Nun ist zu wissen, daß der wohlehrwürdige Herr Pfarrer Jakob Philipp Stößel mit Bewilligung und herzlichem Verloben der ganzen Gemeinde Mosnang drei Kreuzgänge mit ausgespannten Armen (in möglichst wahrer Andacht) um das Dorf auf alle vier Straßen angelobet, welche nun fürderhin und zu ewigen Zeiten ein jeder Pfarrer schuldig ist, jährlich von der Kanzel zu verkünden, den ersten am Freitag vor St. Gallentag, getreulich zu verrichten. Und sollte die Witterung an einem der drei Freitage gar ungünstig sein, sollen die Andachtsübungen in der Kirche gehalten werden. Das Pfarrvolk ist alljährlich allen Ernstes zu ermahnen, daß selbes dem Gelübde und Versprechen ebenfalls getreulich nachkomme, damit die allerheiligste Dreifaltigkeit auf die Fürbitte der jungfräulichen Mutter Maria, der hl.
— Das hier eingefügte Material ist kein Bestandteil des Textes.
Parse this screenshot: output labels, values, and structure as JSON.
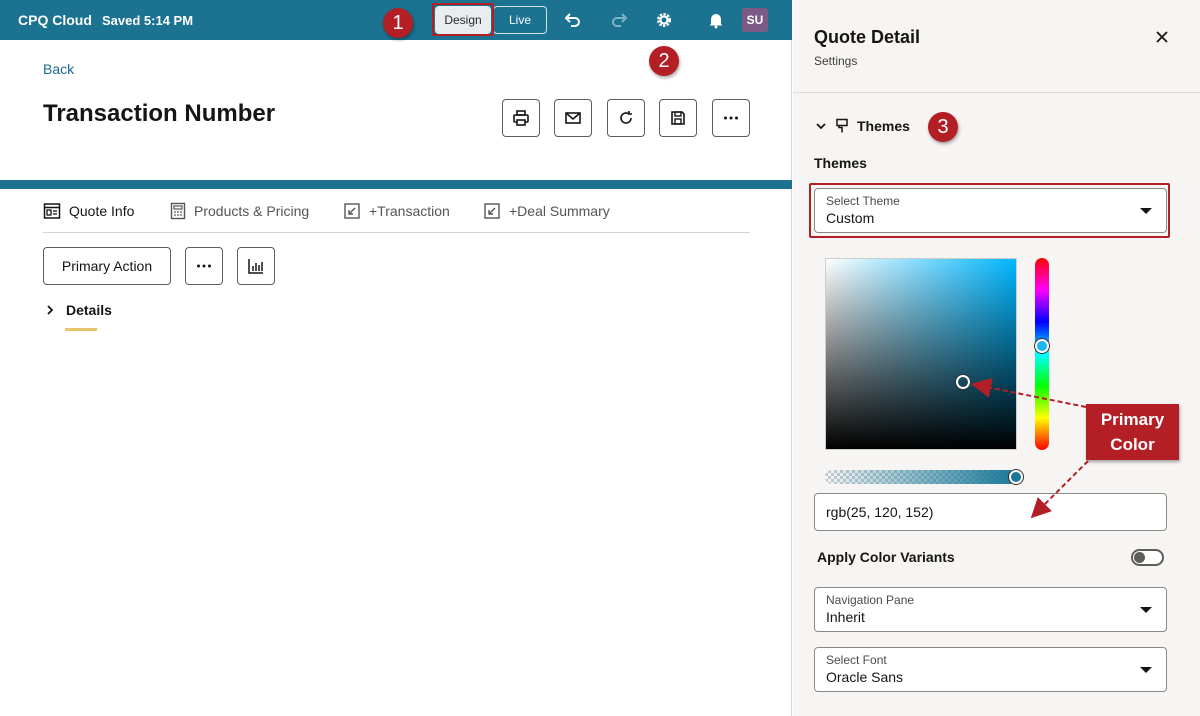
{
  "topbar": {
    "brand": "CPQ Cloud",
    "saved": "Saved 5:14 PM",
    "design_label": "Design",
    "live_label": "Live",
    "avatar": "SU",
    "colors": {
      "bar": "#1b7291"
    }
  },
  "page": {
    "back": "Back",
    "title": "Transaction Number"
  },
  "tabs": [
    {
      "label": "Quote Info",
      "icon": "form-icon"
    },
    {
      "label": "Products & Pricing",
      "icon": "calculator-icon"
    },
    {
      "label": "+Transaction",
      "icon": "external-link-icon"
    },
    {
      "label": "+Deal Summary",
      "icon": "external-link-icon"
    }
  ],
  "actions": {
    "primary": "Primary Action"
  },
  "details": {
    "label": "Details"
  },
  "panel": {
    "title": "Quote Detail",
    "subtitle": "Settings",
    "section": "Themes",
    "themes_label": "Themes",
    "select_theme": {
      "label": "Select Theme",
      "value": "Custom"
    },
    "rgb_value": "rgb(25, 120, 152)",
    "apply_variants": "Apply Color Variants",
    "apply_variants_on": false,
    "navigation_pane": {
      "label": "Navigation Pane",
      "value": "Inherit"
    },
    "select_font": {
      "label": "Select Font",
      "value": "Oracle Sans"
    }
  },
  "annotations": {
    "step1": "1",
    "step2": "2",
    "step3": "3",
    "primary_color_line1": "Primary",
    "primary_color_line2": "Color"
  }
}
Kirch- und Gemeindepatronen Georg und Theodul, des hl, Sebastian und aller lieben Heiligen die ganze Gemeinde und die gesamte Christenheit vor solch trübevollen Zeiten, großem und gemeinem Elend jetzt und zu aller Zeit gnädigst beschützen, beschirmen und bewahren wolle. Amen.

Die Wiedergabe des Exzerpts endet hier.